- Born: July 1, 1961
- Citizenship: United States
- Education: University of Illinois at Urbana–Champaign (B.Sc. Computer Science, 1983)
- Occupations: Entrepreneur, Investor, Adjunct Professor
- Known for: Founder of Lante Corporation; Co-founder of Answers Corporation

= Mark Tebbe =

American businessman

Mark A. Tebbe (born July 1, 1961) is an adjunct professor of Entrepreneurship at the University of Chicago's Booth School of Business where he helped develop and co-teaches the Entrepreneurial Discovery class having served in this role since 2011. In addition to his appointment as adjunct professor, Tebbe is an Entrepreneur-in-Residence in Booth's Polsky Center for Entrepreneurship and Innovation where he mentors students and advises faculty in developing technological business techniques. He is an active investor and mentor to various companies in the startup ecosystem as part of Hyde Park Angels.

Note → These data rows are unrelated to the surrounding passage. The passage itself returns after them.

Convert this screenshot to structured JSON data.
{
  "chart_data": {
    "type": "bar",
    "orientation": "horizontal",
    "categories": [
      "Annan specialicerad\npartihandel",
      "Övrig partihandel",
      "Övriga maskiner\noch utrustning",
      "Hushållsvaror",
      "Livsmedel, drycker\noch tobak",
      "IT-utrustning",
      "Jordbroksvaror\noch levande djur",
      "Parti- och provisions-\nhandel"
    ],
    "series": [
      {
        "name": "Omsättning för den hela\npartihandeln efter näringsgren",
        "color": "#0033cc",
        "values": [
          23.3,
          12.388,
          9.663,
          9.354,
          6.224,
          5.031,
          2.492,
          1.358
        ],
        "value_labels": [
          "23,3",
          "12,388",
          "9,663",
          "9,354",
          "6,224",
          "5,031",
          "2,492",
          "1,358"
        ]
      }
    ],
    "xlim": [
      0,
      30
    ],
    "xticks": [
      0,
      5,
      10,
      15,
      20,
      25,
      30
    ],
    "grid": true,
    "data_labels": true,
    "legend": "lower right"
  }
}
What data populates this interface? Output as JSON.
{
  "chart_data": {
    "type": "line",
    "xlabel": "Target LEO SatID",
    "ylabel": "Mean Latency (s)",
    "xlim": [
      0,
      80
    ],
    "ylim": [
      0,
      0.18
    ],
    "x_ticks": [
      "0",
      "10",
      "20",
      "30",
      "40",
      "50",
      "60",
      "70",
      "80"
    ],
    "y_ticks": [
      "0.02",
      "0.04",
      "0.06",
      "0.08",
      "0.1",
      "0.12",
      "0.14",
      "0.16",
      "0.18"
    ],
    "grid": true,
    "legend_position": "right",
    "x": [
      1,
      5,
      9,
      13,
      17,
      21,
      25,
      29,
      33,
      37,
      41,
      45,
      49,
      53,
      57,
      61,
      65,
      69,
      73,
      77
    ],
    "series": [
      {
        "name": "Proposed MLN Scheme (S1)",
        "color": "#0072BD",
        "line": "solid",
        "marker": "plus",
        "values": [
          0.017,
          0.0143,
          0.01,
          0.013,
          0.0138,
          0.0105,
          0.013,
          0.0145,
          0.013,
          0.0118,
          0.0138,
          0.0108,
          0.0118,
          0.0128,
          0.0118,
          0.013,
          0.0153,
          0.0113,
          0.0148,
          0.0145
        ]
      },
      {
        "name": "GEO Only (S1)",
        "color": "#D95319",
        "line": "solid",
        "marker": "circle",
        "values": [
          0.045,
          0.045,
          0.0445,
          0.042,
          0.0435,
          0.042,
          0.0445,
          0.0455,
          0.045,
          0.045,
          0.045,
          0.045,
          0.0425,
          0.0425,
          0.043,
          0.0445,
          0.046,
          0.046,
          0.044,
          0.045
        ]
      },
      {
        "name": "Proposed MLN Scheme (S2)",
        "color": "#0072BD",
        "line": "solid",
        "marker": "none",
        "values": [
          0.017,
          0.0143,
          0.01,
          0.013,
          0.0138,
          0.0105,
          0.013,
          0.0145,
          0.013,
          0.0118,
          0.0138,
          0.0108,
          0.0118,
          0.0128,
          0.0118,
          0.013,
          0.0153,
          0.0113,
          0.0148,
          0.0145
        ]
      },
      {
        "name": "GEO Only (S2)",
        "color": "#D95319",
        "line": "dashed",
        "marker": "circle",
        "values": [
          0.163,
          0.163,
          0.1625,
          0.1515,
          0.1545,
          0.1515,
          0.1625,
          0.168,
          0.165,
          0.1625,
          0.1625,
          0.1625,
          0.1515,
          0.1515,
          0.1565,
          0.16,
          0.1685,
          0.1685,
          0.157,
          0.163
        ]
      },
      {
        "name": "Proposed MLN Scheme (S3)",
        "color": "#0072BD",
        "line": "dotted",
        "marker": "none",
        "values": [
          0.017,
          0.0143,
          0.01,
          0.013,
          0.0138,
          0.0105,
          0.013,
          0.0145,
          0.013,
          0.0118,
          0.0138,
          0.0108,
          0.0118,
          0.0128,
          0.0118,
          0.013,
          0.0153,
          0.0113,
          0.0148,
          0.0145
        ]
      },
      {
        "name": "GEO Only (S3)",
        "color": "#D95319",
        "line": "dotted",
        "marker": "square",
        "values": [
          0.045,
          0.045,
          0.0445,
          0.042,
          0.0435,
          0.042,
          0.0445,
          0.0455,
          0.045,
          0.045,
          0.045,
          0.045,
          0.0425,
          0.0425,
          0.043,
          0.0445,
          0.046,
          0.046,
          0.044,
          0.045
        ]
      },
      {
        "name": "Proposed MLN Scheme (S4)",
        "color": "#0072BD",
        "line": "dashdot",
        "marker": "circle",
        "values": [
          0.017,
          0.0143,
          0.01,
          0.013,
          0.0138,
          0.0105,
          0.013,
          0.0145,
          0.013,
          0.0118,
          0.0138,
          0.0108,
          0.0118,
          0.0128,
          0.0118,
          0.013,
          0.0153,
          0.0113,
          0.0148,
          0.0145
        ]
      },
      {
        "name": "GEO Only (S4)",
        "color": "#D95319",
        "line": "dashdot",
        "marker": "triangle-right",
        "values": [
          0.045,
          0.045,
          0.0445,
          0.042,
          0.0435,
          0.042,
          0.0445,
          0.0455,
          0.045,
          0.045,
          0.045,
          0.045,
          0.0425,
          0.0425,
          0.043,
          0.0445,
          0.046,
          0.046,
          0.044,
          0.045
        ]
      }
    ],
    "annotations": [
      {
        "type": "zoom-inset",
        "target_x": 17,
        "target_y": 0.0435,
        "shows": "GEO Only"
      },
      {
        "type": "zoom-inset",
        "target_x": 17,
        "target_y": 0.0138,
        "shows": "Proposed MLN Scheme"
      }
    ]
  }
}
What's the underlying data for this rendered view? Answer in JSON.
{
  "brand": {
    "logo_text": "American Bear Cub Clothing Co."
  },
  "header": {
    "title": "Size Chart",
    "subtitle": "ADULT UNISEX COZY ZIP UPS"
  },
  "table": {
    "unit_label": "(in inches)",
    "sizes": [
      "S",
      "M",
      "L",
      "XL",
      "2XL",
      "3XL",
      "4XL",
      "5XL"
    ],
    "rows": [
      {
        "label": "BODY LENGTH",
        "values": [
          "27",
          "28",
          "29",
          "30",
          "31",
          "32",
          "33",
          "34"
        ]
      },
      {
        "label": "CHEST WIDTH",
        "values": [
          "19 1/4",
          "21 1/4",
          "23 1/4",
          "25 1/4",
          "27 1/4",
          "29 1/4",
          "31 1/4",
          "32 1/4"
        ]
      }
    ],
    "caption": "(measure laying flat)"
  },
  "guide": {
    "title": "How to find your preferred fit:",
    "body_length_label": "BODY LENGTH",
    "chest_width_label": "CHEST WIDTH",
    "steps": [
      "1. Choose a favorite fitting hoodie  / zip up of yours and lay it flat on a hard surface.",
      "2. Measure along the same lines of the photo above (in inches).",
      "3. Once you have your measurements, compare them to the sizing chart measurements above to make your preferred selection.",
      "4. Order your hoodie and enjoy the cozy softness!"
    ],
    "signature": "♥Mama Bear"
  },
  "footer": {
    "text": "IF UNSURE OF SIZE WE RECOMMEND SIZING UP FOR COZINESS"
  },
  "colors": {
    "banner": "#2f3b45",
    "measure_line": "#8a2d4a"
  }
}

Tebbe was named Chairman of ChicagoNEXT, a dedicated effort of World Business Chicago to drive growth and opportunity in science, technology, innovation and entrepreneurship in Chicago in May, 2015. Tebbe also serves as a special advisor to Merrick Ventures, Merge Healthcare, and Wrapports (Chicago Sun-Times and Pioneer Press). Tebbe became a board member to Enova in October 2014, where he serves on the audit, nominating and corporate governance, as well as the management development and compensation committees.

Tebbe is involved with civic organizations including the Field Museum of Chicago (trustee and executive board member), Economic Club of Chicago (technology and program committee member), Aspen Institute (2000 Crown Fellow), Chicago Entrepreneur Council (executive board member), and 1871 (executive committee and board member).

==Education==

Tebbe graduated with a B. Sc. in computer science from the University of Illinois in Urbana-Champaign in 1983, after which he worked for Arthur Andersen & Co.

== Career ==
Following this he founded Lante Corporation, a Chicago-based technology consulting firm in which Tebbe served as CEO and Chairman from 1984 to 2002. Using $10,000 borrowed on his credit card, Tebbe launched the technology advisory firm that helped to create over 250 new businesses as well as building backend infrastructure and websites for established companies including Microsoft, Dell, American Airlines, American Express and Charles Schwab. Lante was taken private by SBI Group in September 2002 and sold (as Razorfish) to aQuantive in July 2004.

Tebbe was named one of Crain's Chicago Business' 40-under-40 leaders in 1999.

From 2002 to 2008, Tebbe has been Chairman of Techra Networks LLC, a technology-oriented consulting firm. During that period, Tebbe served as a board member of SBI Group, Elexos Corp. and Selective Search, Inc.

Tebbe was the Co-Founder, Vice-Chairman of the Board and Lead Director of Answers Corporation, formerly GuruNet, which operates Answers.com until May 2011, when it was bought by Summit Partner's AFCV Holdings for $127 million. During his tenure, Tebbe served as the chairman of the company's Nominating/Corporate Governance Committee and as a member of its Compensation Committee.

Tebbe was an Operating Executive Director at Lake Capital, a Chicago-based private equity fund. until June 2015. During his tenure, Tebbe was involved in guiding and aiding numerous portfolio companies with strategy development, operational refinement, execution monitoring, as well as investment evaluation, structuring and negotiation.

== Personal life ==
Tebbe is currently married to Robin Tebbe (née Loewenberg, formerly Berger) of Chicago, IL. They have four children and actively support numerous children-oriented, educational, and environmental causes.